Lastly, S Corporations with accumulated earnings and profits should be aware of the distribution rules provided by IRC Section 1368(c).
They are as follows: distributions to the extent of the positive AAA balance are treated as if made from an S corporation without accumulated earnings and profits; distributions greater than the AAA balance and up to the accumulated earnings and profits balance are treated as dividends; distributions larger than the accumulated earnings and profits are treated as if made from an S Corporation with no accumulated earnings and profits.

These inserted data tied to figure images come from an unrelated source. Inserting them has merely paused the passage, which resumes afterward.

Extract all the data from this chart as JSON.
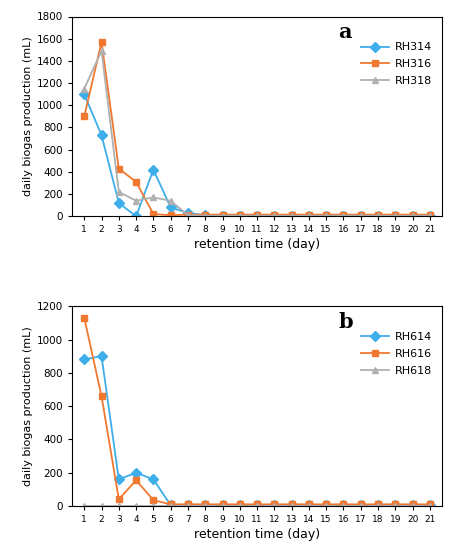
{
  "days": [
    1,
    2,
    3,
    4,
    5,
    6,
    7,
    8,
    9,
    10,
    11,
    12,
    13,
    14,
    15,
    16,
    17,
    18,
    19,
    20,
    21
  ],
  "panel_a": {
    "label": "a",
    "ylabel": "daily biogas production (mL)",
    "xlabel": "retention time (day)",
    "ylim": [
      0,
      1800
    ],
    "yticks": [
      0,
      200,
      400,
      600,
      800,
      1000,
      1200,
      1400,
      1600,
      1800
    ],
    "series": [
      {
        "name": "RH314",
        "color": "#3daee9",
        "marker": "D",
        "markersize": 5,
        "values": [
          1100,
          730,
          120,
          0,
          420,
          80,
          30,
          10,
          5,
          5,
          5,
          5,
          5,
          5,
          5,
          5,
          5,
          5,
          5,
          5,
          5
        ]
      },
      {
        "name": "RH316",
        "color": "#f07830",
        "marker": "s",
        "markersize": 5,
        "values": [
          900,
          1570,
          430,
          310,
          20,
          10,
          15,
          15,
          15,
          15,
          15,
          15,
          15,
          15,
          15,
          15,
          15,
          15,
          15,
          15,
          15
        ]
      },
      {
        "name": "RH318",
        "color": "#b0b0b0",
        "marker": "^",
        "markersize": 5,
        "values": [
          1150,
          1490,
          220,
          140,
          170,
          140,
          10,
          5,
          5,
          5,
          5,
          5,
          5,
          5,
          5,
          5,
          5,
          5,
          5,
          5,
          5
        ]
      }
    ]
  },
  "panel_b": {
    "label": "b",
    "ylabel": "daily biogas production (mL)",
    "xlabel": "retention time (day)",
    "ylim": [
      0,
      1200
    ],
    "yticks": [
      0,
      200,
      400,
      600,
      800,
      1000,
      1200
    ],
    "series": [
      {
        "name": "RH614",
        "color": "#3daee9",
        "marker": "D",
        "markersize": 5,
        "values": [
          880,
          900,
          160,
          200,
          160,
          5,
          5,
          5,
          5,
          5,
          5,
          5,
          5,
          5,
          5,
          5,
          5,
          5,
          5,
          5,
          5
        ]
      },
      {
        "name": "RH616",
        "color": "#f07830",
        "marker": "s",
        "markersize": 5,
        "values": [
          1130,
          660,
          40,
          155,
          35,
          10,
          10,
          10,
          10,
          10,
          10,
          10,
          10,
          10,
          10,
          10,
          10,
          10,
          10,
          10,
          10
        ]
      },
      {
        "name": "RH618",
        "color": "#b0b0b0",
        "marker": "^",
        "markersize": 5,
        "values": [
          0,
          0,
          0,
          0,
          0,
          0,
          0,
          0,
          0,
          0,
          0,
          0,
          0,
          0,
          0,
          0,
          0,
          0,
          0,
          0,
          0
        ]
      }
    ]
  }
}
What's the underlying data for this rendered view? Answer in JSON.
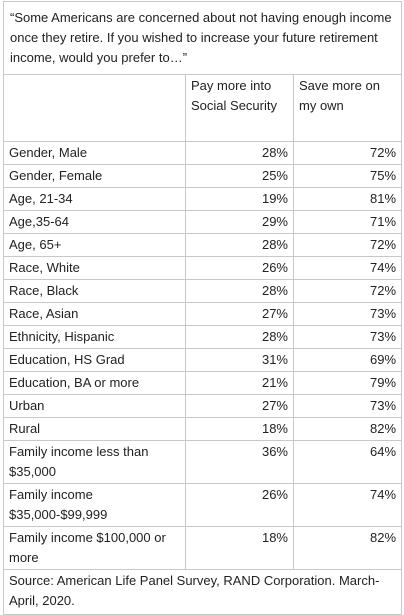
{
  "table": {
    "title": "“Some Americans are concerned about not having enough income once they retire. If you wished to increase your future retirement income, would you prefer to…”",
    "columns": [
      "Pay more into Social Security",
      "Save more on my own"
    ],
    "rows": [
      [
        "Gender, Male",
        "28%",
        "72%"
      ],
      [
        "Gender, Female",
        "25%",
        "75%"
      ],
      [
        "Age, 21-34",
        "19%",
        "81%"
      ],
      [
        "Age,35-64",
        "29%",
        "71%"
      ],
      [
        "Age, 65+",
        "28%",
        "72%"
      ],
      [
        "Race, White",
        "26%",
        "74%"
      ],
      [
        "Race, Black",
        "28%",
        "72%"
      ],
      [
        "Race, Asian",
        "27%",
        "73%"
      ],
      [
        "Ethnicity, Hispanic",
        "28%",
        "73%"
      ],
      [
        "Education, HS Grad",
        "31%",
        "69%"
      ],
      [
        "Education, BA or more",
        "21%",
        "79%"
      ],
      [
        "Urban",
        "27%",
        "73%"
      ],
      [
        "Rural",
        "18%",
        "82%"
      ],
      [
        "Family income less than $35,000",
        "36%",
        "64%"
      ],
      [
        "Family income $35,000-$99,999",
        "26%",
        "74%"
      ],
      [
        "Family income $100,000 or more",
        "18%",
        "82%"
      ]
    ],
    "source": "Source: American Life Panel Survey, RAND Corporation. March-April, 2020."
  }
}
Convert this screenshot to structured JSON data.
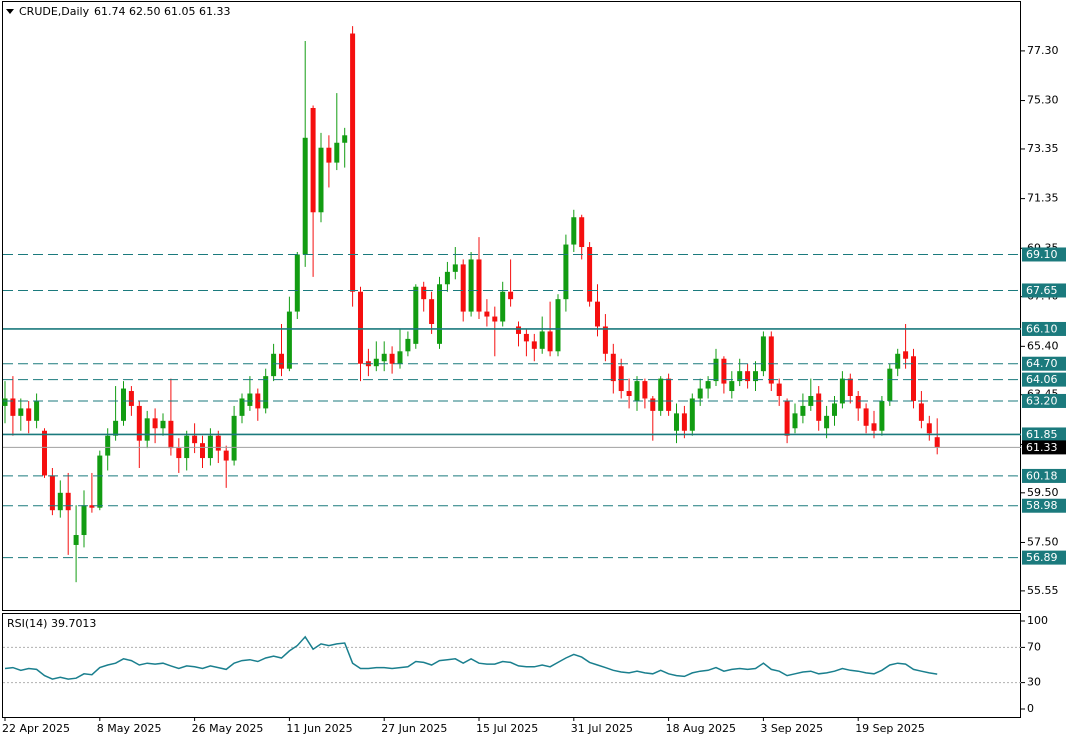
{
  "chart_data": [
    {
      "type": "candlestick",
      "title": "CRUDE,Daily",
      "ohlc_text": "61.74 62.50 61.05 61.33",
      "categories": [
        "22 Apr 2025",
        null,
        null,
        null,
        null,
        null,
        null,
        null,
        null,
        null,
        null,
        null,
        "8 May 2025",
        null,
        null,
        null,
        null,
        null,
        null,
        null,
        null,
        null,
        null,
        null,
        "26 May 2025",
        null,
        null,
        null,
        null,
        null,
        null,
        null,
        null,
        null,
        null,
        null,
        "11 Jun 2025",
        null,
        null,
        null,
        null,
        null,
        null,
        null,
        null,
        null,
        null,
        null,
        "27 Jun 2025",
        null,
        null,
        null,
        null,
        null,
        null,
        null,
        null,
        null,
        null,
        null,
        "15 Jul 2025",
        null,
        null,
        null,
        null,
        null,
        null,
        null,
        null,
        null,
        null,
        null,
        "31 Jul 2025",
        null,
        null,
        null,
        null,
        null,
        null,
        null,
        null,
        null,
        null,
        null,
        "18 Aug 2025",
        null,
        null,
        null,
        null,
        null,
        null,
        null,
        null,
        null,
        null,
        null,
        "3 Sep 2025",
        null,
        null,
        null,
        null,
        null,
        null,
        null,
        null,
        null,
        null,
        null,
        "19 Sep 2025",
        null,
        null,
        null,
        null,
        null,
        null,
        null,
        null,
        null,
        null
      ],
      "open": [
        63.0,
        63.3,
        62.6,
        62.9,
        62.4,
        62.0,
        60.2,
        58.8,
        59.5,
        57.4,
        57.8,
        59.0,
        58.9,
        61.0,
        61.8,
        62.4,
        63.6,
        63.0,
        61.6,
        62.5,
        62.1,
        62.4,
        61.3,
        60.9,
        61.8,
        61.5,
        60.9,
        61.8,
        61.2,
        60.8,
        62.6,
        63.0,
        63.5,
        62.9,
        64.2,
        65.1,
        64.5,
        66.8,
        69.1,
        75.0,
        70.8,
        73.4,
        72.8,
        73.6,
        78.0,
        67.6,
        64.8,
        64.6,
        64.8,
        65.1,
        64.7,
        65.2,
        65.5,
        67.8,
        67.3,
        65.5,
        67.9,
        68.4,
        68.7,
        66.8,
        68.9,
        66.8,
        66.6,
        66.4,
        67.6,
        66.2,
        65.9,
        65.6,
        65.3,
        66.0,
        65.2,
        67.3,
        69.5,
        70.6,
        69.4,
        67.2,
        66.2,
        65.1,
        64.6,
        63.6,
        63.2,
        64.0,
        63.3,
        62.8,
        64.1,
        62.0,
        62.7,
        62.0,
        63.3,
        63.7,
        64.0,
        64.9,
        63.6,
        64.0,
        64.4,
        64.0,
        64.4,
        65.8,
        63.9,
        63.2,
        62.1,
        62.6,
        63.0,
        63.5,
        62.1,
        62.6,
        63.1,
        64.1,
        63.4,
        62.9,
        62.3,
        62.0,
        63.2,
        64.5,
        65.2,
        65.0,
        63.1,
        62.3,
        61.74
      ],
      "high": [
        64.0,
        64.2,
        63.3,
        63.2,
        63.5,
        62.1,
        60.5,
        60.0,
        60.3,
        59.0,
        59.6,
        60.3,
        61.2,
        62.1,
        63.8,
        64.0,
        63.8,
        63.2,
        62.8,
        62.9,
        62.7,
        64.1,
        61.7,
        62.0,
        62.3,
        61.8,
        62.1,
        62.0,
        61.4,
        63.0,
        63.5,
        64.2,
        63.7,
        64.5,
        65.5,
        66.3,
        67.4,
        69.2,
        77.7,
        75.1,
        74.0,
        73.9,
        75.6,
        74.2,
        78.3,
        67.8,
        65.3,
        65.6,
        65.6,
        65.4,
        66.1,
        66.0,
        67.9,
        68.0,
        67.6,
        68.2,
        68.8,
        69.4,
        68.9,
        69.2,
        69.8,
        67.3,
        67.0,
        68.0,
        68.9,
        66.4,
        66.1,
        65.9,
        66.6,
        67.2,
        67.5,
        69.9,
        70.9,
        70.7,
        69.6,
        67.9,
        66.7,
        65.5,
        64.9,
        64.1,
        64.2,
        64.1,
        63.4,
        64.2,
        64.3,
        63.1,
        63.0,
        63.5,
        64.1,
        64.2,
        65.3,
        65.0,
        64.4,
        64.9,
        64.7,
        64.8,
        66.0,
        66.0,
        64.1,
        63.3,
        63.1,
        63.5,
        64.1,
        63.8,
        63.0,
        63.4,
        64.4,
        64.3,
        63.6,
        63.1,
        62.8,
        63.4,
        64.7,
        65.3,
        66.3,
        65.3,
        63.6,
        62.6,
        62.5
      ],
      "low": [
        62.3,
        61.8,
        62.0,
        61.9,
        62.1,
        60.1,
        58.6,
        58.5,
        57.0,
        55.9,
        57.3,
        58.7,
        58.8,
        60.4,
        61.6,
        62.2,
        62.6,
        60.5,
        61.3,
        61.5,
        61.8,
        61.0,
        60.3,
        60.4,
        61.1,
        60.5,
        60.6,
        60.7,
        59.7,
        60.6,
        62.3,
        62.8,
        62.4,
        62.7,
        64.0,
        64.2,
        64.4,
        66.5,
        68.6,
        68.2,
        70.4,
        71.8,
        72.5,
        72.6,
        67.0,
        64.0,
        64.2,
        64.4,
        64.4,
        64.3,
        64.5,
        65.0,
        65.3,
        66.8,
        65.9,
        65.3,
        67.6,
        68.1,
        66.4,
        66.6,
        66.5,
        66.2,
        65.0,
        66.2,
        67.0,
        65.4,
        65.0,
        64.8,
        65.1,
        65.0,
        65.0,
        66.8,
        69.2,
        68.9,
        67.0,
        65.8,
        64.8,
        63.5,
        63.3,
        62.9,
        62.8,
        62.9,
        61.6,
        62.6,
        62.6,
        61.5,
        61.7,
        61.8,
        63.0,
        63.3,
        63.8,
        63.5,
        63.3,
        63.8,
        63.7,
        63.6,
        64.2,
        63.6,
        63.0,
        61.5,
        61.9,
        62.3,
        62.8,
        62.0,
        61.7,
        62.2,
        62.9,
        63.1,
        62.4,
        61.9,
        61.7,
        61.8,
        63.0,
        64.2,
        64.5,
        62.9,
        62.1,
        61.6,
        61.05
      ],
      "close": [
        63.3,
        62.6,
        62.9,
        62.4,
        63.2,
        60.2,
        58.8,
        59.5,
        58.8,
        57.8,
        59.0,
        58.9,
        61.0,
        61.8,
        62.4,
        63.7,
        63.0,
        61.6,
        62.5,
        62.1,
        62.4,
        61.3,
        60.9,
        61.8,
        61.5,
        60.9,
        61.8,
        61.2,
        60.8,
        62.6,
        63.3,
        63.5,
        62.9,
        64.2,
        65.1,
        64.5,
        66.8,
        69.1,
        73.8,
        70.8,
        73.4,
        72.8,
        73.6,
        73.9,
        67.6,
        64.7,
        64.6,
        64.9,
        65.1,
        64.7,
        65.2,
        65.7,
        67.8,
        67.3,
        66.3,
        67.9,
        68.4,
        68.7,
        66.8,
        68.9,
        66.8,
        66.6,
        66.4,
        67.6,
        67.3,
        65.9,
        65.6,
        65.3,
        66.0,
        65.2,
        67.3,
        69.5,
        70.6,
        69.4,
        67.2,
        66.2,
        65.1,
        64.0,
        63.6,
        63.4,
        64.0,
        63.3,
        62.8,
        64.1,
        62.8,
        62.7,
        62.0,
        63.3,
        63.7,
        64.0,
        64.9,
        63.9,
        64.0,
        64.4,
        64.0,
        64.4,
        65.8,
        63.9,
        63.4,
        61.8,
        62.7,
        63.0,
        63.4,
        62.4,
        62.6,
        63.1,
        64.1,
        63.4,
        62.9,
        62.2,
        62.0,
        63.2,
        64.5,
        65.1,
        64.9,
        63.2,
        62.4,
        61.9,
        61.33
      ],
      "up_color": "#129c12",
      "down_color": "#f50f0f",
      "ylim": [
        54.78,
        79.35
      ],
      "yticks": [
        {
          "value": 77.3,
          "label": "77.30"
        },
        {
          "value": 75.3,
          "label": "75.30"
        },
        {
          "value": 73.35,
          "label": "73.35"
        },
        {
          "value": 71.35,
          "label": "71.35"
        },
        {
          "value": 69.35,
          "label": "69.35"
        },
        {
          "value": 67.4,
          "label": "67.40"
        },
        {
          "value": 65.4,
          "label": "65.40"
        },
        {
          "value": 63.45,
          "label": "63.45"
        },
        {
          "value": 61.45,
          "label": "61.45"
        },
        {
          "value": 59.5,
          "label": "59.50"
        },
        {
          "value": 57.5,
          "label": "57.50"
        },
        {
          "value": 55.55,
          "label": "55.55"
        }
      ],
      "levels": [
        {
          "value": 69.1,
          "label": "69.10",
          "style": "dashed"
        },
        {
          "value": 67.65,
          "label": "67.65",
          "style": "dashed"
        },
        {
          "value": 66.1,
          "label": "66.10",
          "style": "solid"
        },
        {
          "value": 64.7,
          "label": "64.70",
          "style": "dashed"
        },
        {
          "value": 64.06,
          "label": "64.06",
          "style": "dashed"
        },
        {
          "value": 63.2,
          "label": "63.20",
          "style": "dashed"
        },
        {
          "value": 61.85,
          "label": "61.85",
          "style": "solid"
        },
        {
          "value": 60.18,
          "label": "60.18",
          "style": "dashed"
        },
        {
          "value": 58.98,
          "label": "58.98",
          "style": "dashed"
        },
        {
          "value": 56.89,
          "label": "56.89",
          "style": "dashed"
        }
      ],
      "level_color": "#1b7a7d",
      "last_price": {
        "value": 61.33,
        "label": "61.33"
      }
    },
    {
      "type": "line",
      "title": "RSI(14) 39.7013",
      "values": [
        46,
        47,
        44,
        46,
        45,
        38,
        34,
        36,
        34,
        35,
        40,
        39,
        47,
        50,
        52,
        57,
        55,
        50,
        52,
        51,
        52,
        49,
        46,
        49,
        48,
        46,
        49,
        47,
        45,
        52,
        55,
        56,
        54,
        58,
        60,
        58,
        66,
        72,
        82,
        68,
        74,
        72,
        74,
        75,
        52,
        46,
        46,
        47,
        47,
        46,
        47,
        48,
        54,
        53,
        50,
        55,
        56,
        57,
        52,
        57,
        52,
        51,
        51,
        54,
        53,
        49,
        48,
        48,
        50,
        48,
        53,
        58,
        62,
        59,
        53,
        50,
        47,
        44,
        42,
        41,
        43,
        41,
        40,
        44,
        40,
        38,
        37,
        41,
        43,
        44,
        47,
        43,
        45,
        46,
        45,
        46,
        52,
        45,
        43,
        38,
        40,
        42,
        43,
        40,
        41,
        43,
        46,
        44,
        43,
        41,
        40,
        44,
        50,
        52,
        51,
        45,
        43,
        41,
        39.7013
      ],
      "color": "#1a7f8e",
      "ylim": [
        0,
        100
      ],
      "yticks": [
        0,
        30,
        70,
        100
      ],
      "levels": [
        70,
        30
      ]
    }
  ]
}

Let’s take a look at an example:
Example: Jack and Jill MD PA, an S Corporation, has $10,000 of ordinary income, which increases their AAA to $10,000, and they also had $24,000 of tax-exempt interest. Additionally, there are $14,000 of accumulated earnings and profits from their years as a C Corporation.The shareholder received $12,000 of distributions throughout the year, and the first $10,000 will be treated as a tax-free distribution from the AAA. The additional $2,000 of the distribution would be considered a taxable dividend since it’s less than the accumulated earnings and profits.
Subchapter S Corporations without accumulated earnings and profits from years as a C Corporation do not need to be concerned with the excess passive income tax penalty or distributions being recharacterized as taxable dividends.
Municipal bond interest is not always completely tax free. Even if the interest does not end up being tax free, there may be other reasons to own municipal bonds.
Consult your financial advisor and tax pro to see if and how you should own municipal bonds. While these circumstances are something to be aware of, they may not even apply to you.
Do you own municipal bonds? Are you at risk for increased taxes as a result?